Os casos de embriaguez, por exemplo, seriam detectados. Por mais que o teste do bafômetro não seja obrigatório e o agente de trânsito não possa forçar um cidadão a fazê-lo, um profissional capacitado pode agir de outras formas para constatar sinais de consumo de álcool. Os sintomas de fala desconexa e arrastada, olhos vermelhos, hálito etílico e andar cambaleante podem ser utilizados como prova de embriaguez, de acordo com o advogado.
O médico Alysson Coimbra, integrante da Associação Brasileira de Medicina do Tráfego e da organização Não Foi Acidente, que busca acolher familiares de vítimas do trânsito, afirma que, além do déficit da educação, faltam políticas públicas voltadas para a saúde mental do motorista. Para ele, os habilitados deveriam passar por uma avaliação psicológica periódica.
Ele ressalta que só uma parte restrita da população brasileira tem acesso ao cuidado de saúde mental, e que, do momento em que tira a carta até a terceira idade, o motorista passa por diversas fases, estando sujeito a transtornos e vícios.
Alysson também é contrário ao aumento da validade da carteira de motorista aprovada em 2021. Para ele, “o aumento da validade da carteira de motorista faz com que essas pessoas sejam afastadas do olhar do especialista”.
A advogada e professora de direito da FGV Luisa Moraes Abreu Ferreira conta que existe uma sensação de impunidade geral, não apenas em casos de trânsito, que se relaciona com o poder aquisitivo dos envolvidos. Ela explica que parte dessa diferenciação está nas condutas tomadas durante o processo e na desigualdade de acesso à justiça.

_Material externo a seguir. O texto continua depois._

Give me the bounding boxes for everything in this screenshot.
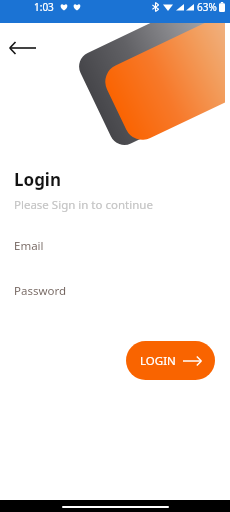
staticText: Password (14, 283, 67, 299)
staticText: 1:03 (34, 0, 54, 14)
button[interactable]: LOGIN (126, 341, 215, 380)
staticText: LOGIN (140, 353, 176, 369)
staticText: Email (14, 238, 44, 254)
staticText: 63% (197, 0, 217, 14)
button[interactable]: Back (4, 30, 40, 66)
staticText: Login (14, 168, 62, 191)
staticText: Please Sign in to continue (14, 197, 153, 213)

Luisa explica que, no Brasil, a prisão preventiva deve ser uma exceção, feita apenas quando existem indícios de tentativa de omissão de prova ou fuga. Entretanto, na prática, “não é uma exceção, porque pessoas pobres ficam presas o processo inteiro, porque elas são presas em flagrante”. Ademir dos Santos, da OAB, também vê essa diferença de tratamento de pessoas pobres e pessoas com carros de luxo.
A advogada explica que a sensação de impunidade e a insatisfação com a justiça está ligada também à falta de integração da família da vítima, ou da vítima com sequelas, no processo. Essas pessoas, que muitas vezes não têm o mesmo acesso a advogados, ficam anos esperando uma resposta.
"Ficamos com um foco tão grande na punição do indivíduo que esquecemos as vítimas”. Por isso, ela acredita que uma das saídas para a melhoria do sistema seja a implementação da justiça restaurativa. “Existe uma dificuldade em fazer com que o processo penal seja um processo reparador", afirma. "Valeria muito mais às vítimas uma justiça restaurativa, onde a vítima é ouvida, a família da vítima”. Nesse tipo de processo, nem sempre objetivo é buscar a maior pena para o acusado, mas encontrar maneiras de evitar que o crime se repita e reparar, da melhor maneira, os danos.